Chinese Spies Used Fake Facebook Profile To Friend NATO Officials
An anonymous reader writes "Late last year, senior British military officers, Defense Ministry officials, and other government officials were tricked into becoming Facebook friends with someone masquerading as United States Navy admiral James Stavridis. By doing so, they exposed their own personal information (such as private e-mail addresses, phone numbers, pictures, the names of family members, and possibly even the details of their movements), to unknown hackers."
Who knew that if you weren't friends with someone, they couldn't see your data. Hmm. Seriously though. Senior NATO officials have Facebook pages! Dumb! Their private information is on those Facebook pages? Dumber...
Registering for Facebook with a fake name hardly qualifies as hacking.

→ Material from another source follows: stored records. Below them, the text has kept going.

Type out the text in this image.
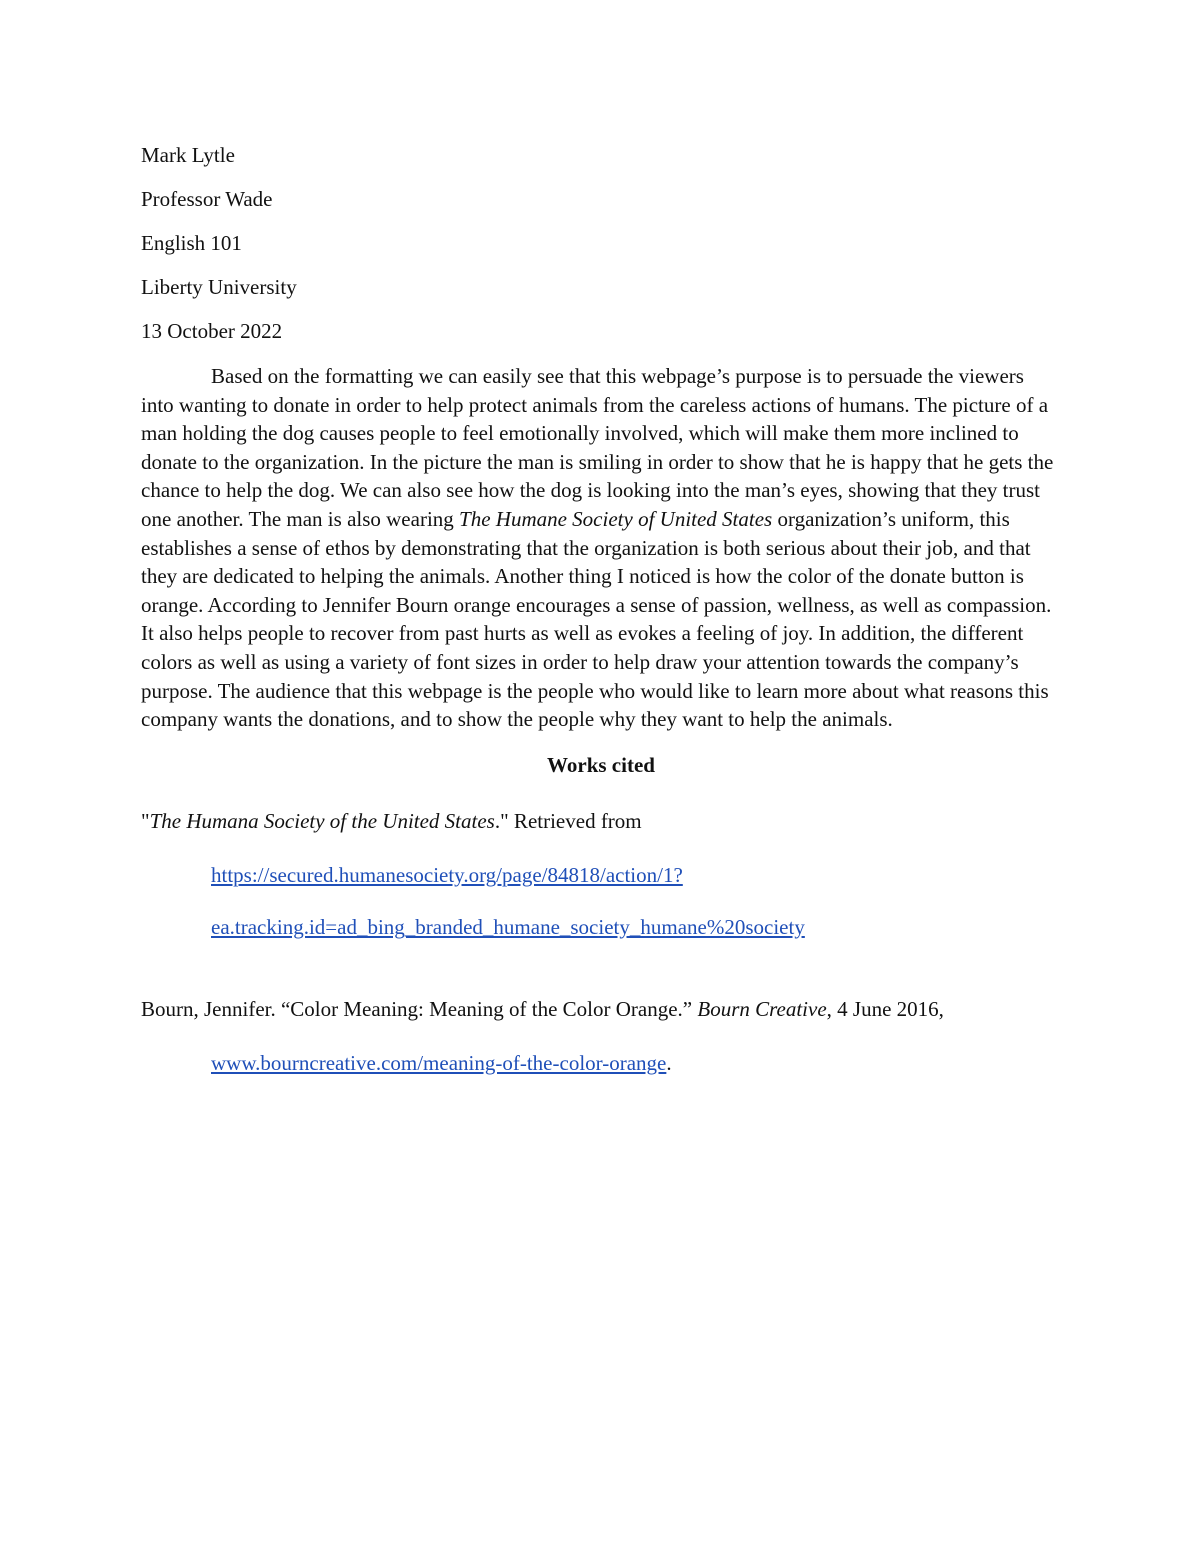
Mark Lytle
Professor Wade
English 101
Liberty University
13 October 2022

Based on the formatting we can easily see that this webpage’s purpose is to persuade the viewers into wanting to donate in order to help protect animals from the careless actions of humans. The picture of a man holding the dog causes people to feel emotionally involved, which will make them more inclined to donate to the organization. In the picture the man is smiling in order to show that he is happy that he gets the chance to help the dog. We can also see how the dog is looking into the man’s eyes, showing that they trust one another. The man is also wearing The Humane Society of United States organization’s uniform, this establishes a sense of ethos by demonstrating that the organization is both serious about their job, and that they are dedicated to helping the animals. Another thing I noticed is how the color of the donate button is orange. According to Jennifer Bourn orange encourages a sense of passion, wellness, as well as compassion. It also helps people to recover from past hurts as well as evokes a feeling of joy. In addition, the different colors as well as using a variety of font sizes in order to help draw your attention towards the company’s purpose. The audience that this webpage is the people who would like to learn more about what reasons this company wants the donations, and to show the people why they want to help the animals.

Works cited
"The Humana Society of the United States." Retrieved from
https://secured.humanesociety.org/page/84818/action/1?
ea.tracking.id=ad_bing_branded_humane_society_humane%20society
Bourn, Jennifer. “Color Meaning: Meaning of the Color Orange.” Bourn Creative, 4 June 2016,
www.bourncreative.com/meaning-of-the-color-orange.
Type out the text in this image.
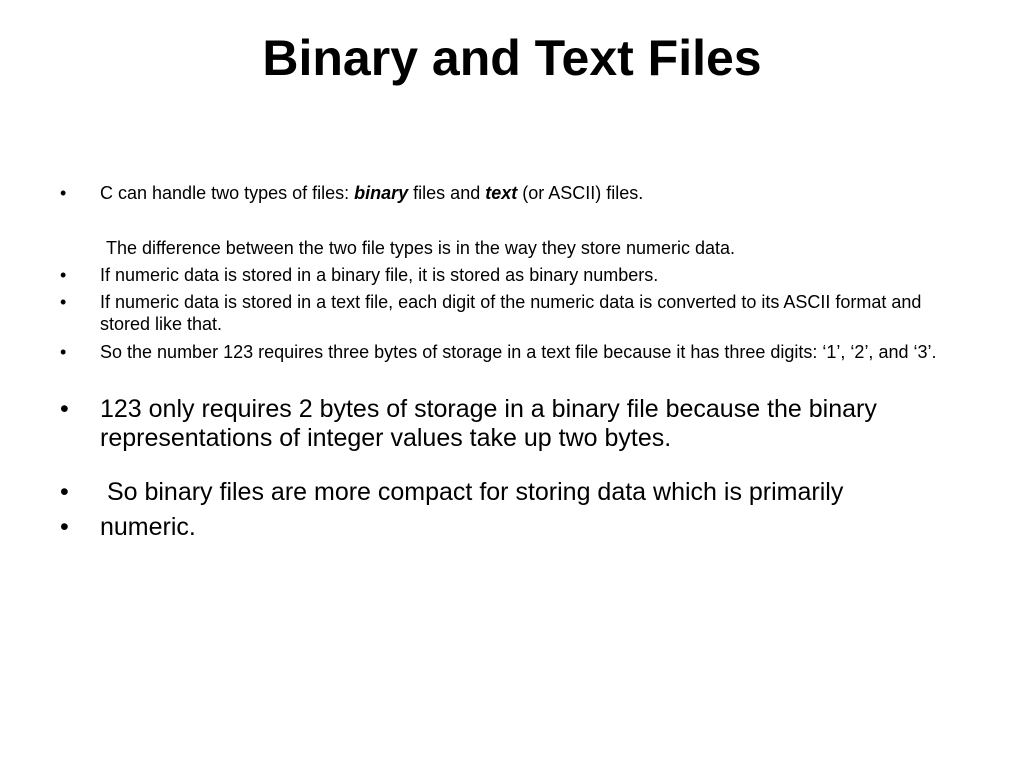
Binary and Text Files
• C can handle two types of files: binary files and text (or ASCII) files.
The difference between the two file types is in the way they store numeric data.
• If numeric data is stored in a binary file, it is stored as binary numbers.
• If numeric data is stored in a text file, each digit of the numeric data is converted to its ASCII format and stored like that.
• So the number 123 requires three bytes of storage in a text file because it has three digits: ‘1’, ‘2’, and ‘3’.
• 123 only requires 2 bytes of storage in a binary file because the binary representations of integer values take up two bytes.
• So binary files are more compact for storing data which is primarily
• numeric.
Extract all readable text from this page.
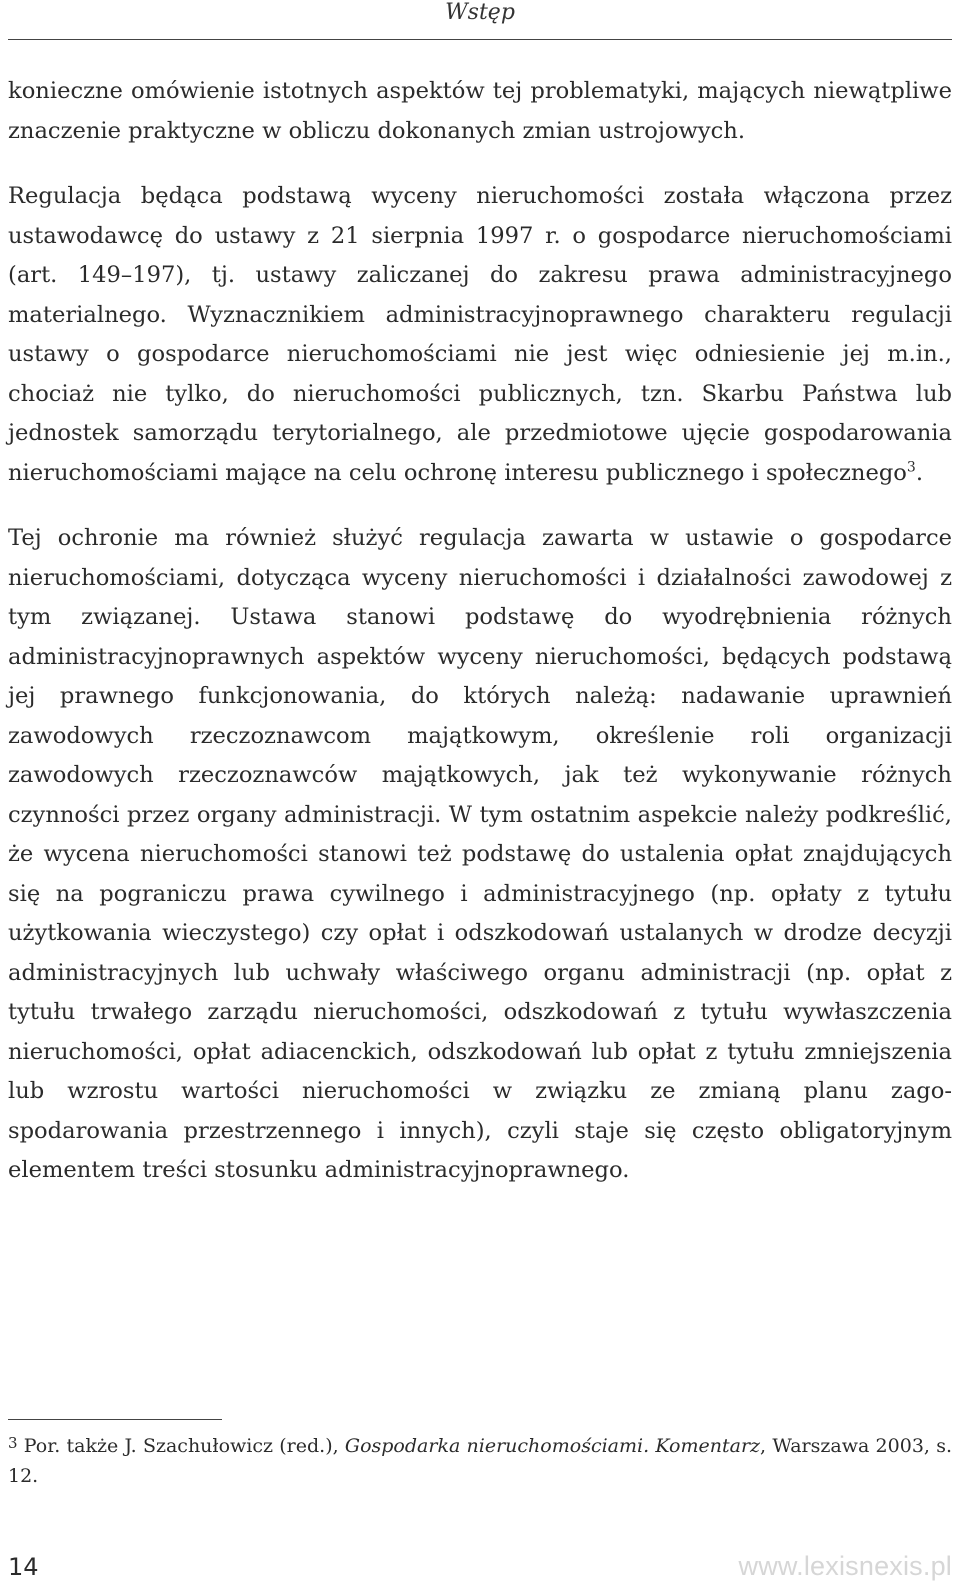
Wstęp

konieczne omówienie istotnych aspektów tej problematyki, mających niewątpliwe znaczenie praktyczne w obliczu dokonanych zmian ustrojowych.

Regulacja będąca podstawą wyceny nieruchomości została włączona przez ustawodawcę do ustawy z 21 sierpnia 1997 r. o gospodarce nieruchomościami (art. 149–197), tj. ustawy zaliczanej do zakresu prawa administracyjnego materialnego. Wyznacznikiem administracyjnoprawnego charakteru regulacji ustawy o gospodarce nieruchomościami nie jest więc odniesienie jej m.in., chociaż nie tylko, do nieruchomości publicznych, tzn. Skarbu Państwa lub jednostek samorządu terytorialnego, ale przedmiotowe ujęcie gospodarowania nieruchomościami mające na celu ochronę interesu publicznego i społecznego$^3$.

Tej ochronie ma również służyć regulacja zawarta w ustawie o gospodarce nieruchomościami, dotycząca wyceny nieruchomości i działalności zawodowej z tym związanej. Ustawa stanowi podstawę do wyodrębnienia różnych administracyjnoprawnych aspektów wyceny nieruchomości, będących podstawą jej prawnego funkcjonowania, do których należą: nadawanie uprawnień zawodowych rzeczoznawcom majątkowym, określenie roli organizacji zawodowych rzeczoznawców majątkowych, jak też wykonywanie różnych czynności przez organy administracji. W tym ostatnim aspekcie należy podkreślić, że wycena nieruchomości stanowi też podstawę do ustalenia opłat znajdujących się na pograniczu prawa cywilnego i administracyjnego (np. opłaty z tytułu użytkowania wieczystego) czy opłat i odszkodowań ustalanych w drodze decyzji administracyjnych lub uchwały właściwego organu administracji (np. opłat z tytułu trwałego zarządu nieruchomości, odszkodowań z tytułu wywłaszczenia nieruchomości, opłat adiacenckich, odszkodowań lub opłat z tytułu zmniejszenia lub wzrostu wartości nieruchomości w związku ze zmianą planu zagospodarowania przestrzennego i innych), czyli staje się często obligatoryjnym elementem treści stosunku administracyjnoprawnego.

$^3$ Por. także J. Szachułowicz (red.), Gospodarka nieruchomościami. Komentarz, Warszawa 2003, s. 12.
14	www.lexisnexis.pl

Surprisingly, the headline is more accurate than the story.
Hey, how's it going?
A friend of mine who retired from CIA after 26 years once told me that his family was only happy for six of those years... and not six consecutive years. Cut off from family and friends back home and in contact only by letters and the occasional "home leave" of a month or two, he was trying to fit back in to the country he spent his life trying to serve (back in the days when the Agency was less of an operational force and more of an intelligence gathering organization). I can see how Facebook would have made their lives more enjoyable with all the family and friends news (and even minutia). I'm sure it's a security risk par excellance but I can certainly understand why they'd do it. And I can especially understand why a wife, stuck inside an apartment in Djibouti trying to order six months of canned food from Denmark, might.
I don't expect Slashdot readers to grok it, though.
No one ever had to evacuate a city because the solar panels broke!